Being a wife with cancer

Communicate openly about the changes and challenges you are experiencing, and allow your spouse to do the same.

Recognize that your spouse may have a different way of reacting to or coping with your cancer diagnosis and treatment. This is okay. It is important for spouses to recognize when they, too, are experiencing stress and challenge, so that they may seek out supports. This might include meeting with a professional for counselling as an individual or as a couple, or talking with close friends or family.

Know that changes in libido and sexual functioning can follow a cancer diagnosis and its treatments. If any of these changes impact your quality of life or relationship, communicate openly about it with your spouse.

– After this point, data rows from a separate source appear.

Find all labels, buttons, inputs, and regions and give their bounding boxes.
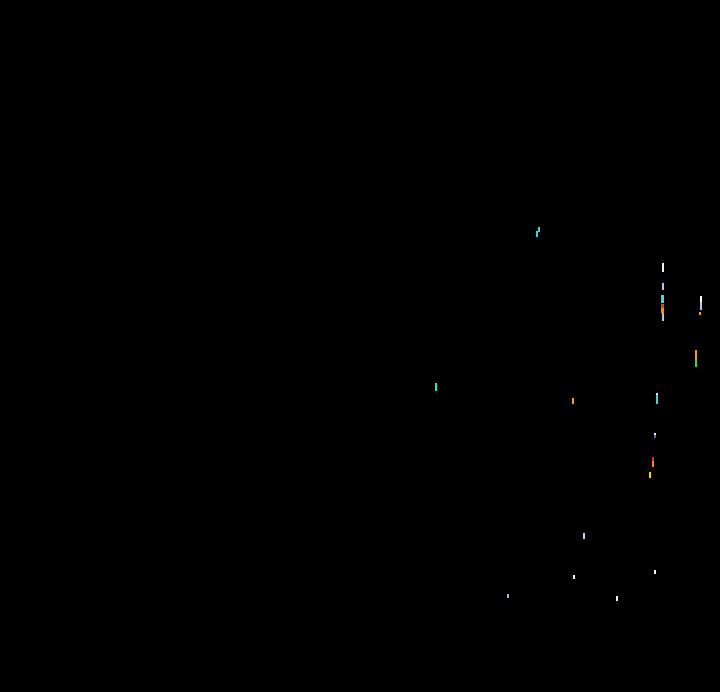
- trail-a-cyan-segment: [661, 295, 664, 303]
- trail-a-red-segment: [661, 304, 664, 308]
- spark-white-lower: [616, 596, 618, 601]
- rocket-streak-cyan-upper: [538, 227, 540, 232]
- trail-c-green-segment: [695, 360, 697, 367]
- spark-indigo-blue: [654, 435, 656, 438]
- rocket-streak-turquoise: [435, 383, 437, 391]
- spark-white-mid-right: [654, 570, 656, 574]
- trail-a-yellow-green-segment: [662, 313, 664, 316]
- spark-white-tip: [654, 433, 656, 435]
- rocket-streak-cyan-lower: [536, 231, 538, 237]
- trail-b-amber-spark: [699, 312, 701, 315]
- trail-d-yellow-segment: [649, 472, 651, 478]
- trail-d-orange-segment: [652, 461, 654, 467]
- rocket-streak-teal-light-tip: [656, 393, 658, 395]
- trail-a-orange-segment: [661, 308, 664, 313]
- trail-b-white-head: [700, 296, 702, 302]
- trail-a-lavender-segment: [662, 283, 664, 290]
- trail-c-orange-segment: [695, 350, 697, 360]
- spark-steel-blue: [507, 594, 509, 598]
- trail-b-light-blue-segment: [700, 302, 702, 310]
- rocket-streak-teal: [656, 395, 658, 404]
- trail-d-red-segment: [652, 457, 654, 461]
- spark-white-mid-left: [573, 575, 575, 579]
- spark-amber-left: [572, 398, 574, 404]
- trail-a-light-blue-segment: [662, 316, 664, 321]
- trail-a-white-head: [662, 263, 664, 272]
- spark-pale-lavender: [583, 533, 585, 539]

Supports that are specific to the impact of cancer on sexual functioning are available, such as the OASIS program (Oncology And Sexuality, Intimacy, and Survivorship).

Being a friend with cancer

Recognize that you do not have to be the same friend that you were before cancer.

Delegate

Friends may ask what they can do to support you. Allow them to support you, and tell them how they can do this. Do you need practical supports, such as assistance with meals, yardwork, or carpooling? Know what you need, and get as specific as you can with friends, family members, or community groups.

Find the right friend for what you need

Depending on what we need, we may wish to connect with one friend over another. This may seem selfish, but it is not! If we feel the need to talk and express ourselves, we may choose to connect with the friend who listens well. If we need a distraction, we may need the friend who can talk with us about something other than what is happening in your life.

Communicate with your friends

Let them know what to expect. For example, let them know that you may not be attending your regular get-togethers until you are feeling better, or that you are not replying to text messages as quickly or in as much detail for the next while. It is okay to do less as a friend.